The van pulls in to the car park. I log on, print my resources, and curse the fact a handful of eager Christmas elves are in early too, decorating our tutor room. Determined to nap, I let them know I’ve had little sleep and put my feet up, drape my coat over my legs and they busy themselves in welcome hush. I thank God for these thoughtful angels and apply points on our rewards system for each of them.
Two minutes into the nap the guilt sets in and I jerk awake.
Ready.
Alert.
More alert after a coffee I see to my next, most important, task:
My weekly tutor time album, or artist, of the week makes way for Mariah. The unavoidable herald of winter’s welcome to Christmas. There are moans and groans aplenty, cheers too with tuneful accompaniment. It’s the start of the week, the last week before the Christmas freeze on learning. The new Head warns all against the season’s temptation to show dvds. In days of yore, I remember kids turning up with sacks packed with Christmas entertainment; travelling, Santa-like, from one lesson to the next and pleading the case for Elf, or Home Alone and even Saw 3; twelve year olds turning up with 18 rated movies. My appreciation for their parents’ oh so dutiful care always sky-rocketed when I saw the certificate, and I looked forward, oh so more, to future Parents evenings and the plethora of excuses that would tag along for late and incomplete homeworks and poor behaviour.
These red-cheeked cherubs were the picture of Mary and Joseph looking for safe harbour; a friendly inn to kick back and chill after the long journey through half-term. Each and every time I was the inn keeper who denied entry, holding to the party line, not even offering a stable – learning must march on, not perhaps Herod and the Slaughter of the Innocents, but the slaughter of Key Stage 3 innocence.

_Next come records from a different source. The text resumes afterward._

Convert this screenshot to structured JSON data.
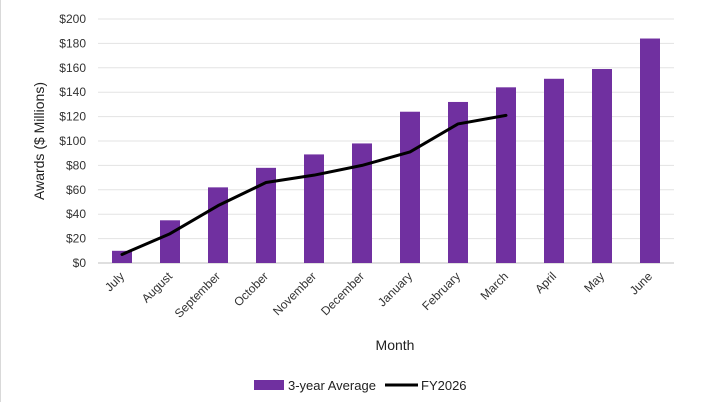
{
  "chart_data": {
    "type": "bar",
    "categories": [
      "July",
      "August",
      "September",
      "October",
      "November",
      "December",
      "January",
      "February",
      "March",
      "April",
      "May",
      "June"
    ],
    "series": [
      {
        "name": "3-year Average",
        "type": "bar",
        "color": "#7030a0",
        "values": [
          10,
          35,
          62,
          78,
          89,
          98,
          124,
          132,
          144,
          151,
          159,
          184
        ]
      },
      {
        "name": "FY2026",
        "type": "line",
        "color": "#000000",
        "values": [
          7,
          24,
          47,
          66,
          72,
          80,
          91,
          114,
          121,
          null,
          null,
          null
        ]
      }
    ],
    "xlabel": "Month",
    "ylabel": "Awards ($ Millions)",
    "ylim": [
      0,
      200
    ],
    "yticks": [
      "$0",
      "$20",
      "$40",
      "$60",
      "$80",
      "$100",
      "$120",
      "$140",
      "$160",
      "$180",
      "$200"
    ],
    "ytick_values": [
      0,
      20,
      40,
      60,
      80,
      100,
      120,
      140,
      160,
      180,
      200
    ],
    "grid": true,
    "legend_position": "bottom"
  }
}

My last day ends with a Year 11 double. We make it, by a whisker, to the end of Macbeth and they are now ready; tuned and primed. This term has been a marathon run to complete the text and exam prep. There won’t be time post-Christmas. We are moving from mixed ability to streamed classes.
It’s a last ditch effort.
The year group needs fresh slates and fresh faces.
My last lesson with these Year 11s is a whirlwind and one to remember. Suddenly and eventually, the loudest and most obnoxious of the assembled delights sparks into life. He becomes that person you went to school with, many moons ago, who was truculent, pimply and opinionated, making no notes and handing every homework in late, and then, discovers Speed at some end of year house party; they operate at a hundred and eleven miles per hour, try and fit two years of partying into one night, feel like every answer to every question is an epiphany and pukes up on your mum’s Turkish rug instead of the waste paper bin not two yards distant. You hear tales of them waking naked in a hedge in the park and their legend is complete.
Tried and tested stalwarts of learning in my class look at each other in bemusement; they look at me too and we share this time of perplexity.
“Wait, Lady Macbeth DIDN’T kill Duncan?”
Was it the fact he and his partner realised this was it?
The cliff edge.
They both knew they were moving down the pecking order in these new sets: reaping what they didn’t sow.
The last day of term I’m off, but it’s the Christmas concert, so my wife and I take the baby on the 90 mile journey to meet colleagues and kids. Groups of Year 7s wait outside my room in anticipation; staff coo and applaud the progeny of our loins; my favourite Year 11s come to say hello after the concert wishing us all Happy Christmas and confirming, that though there is a set shift, I still have them next year.
Thank God.
They seem happy, so I must be doing something right.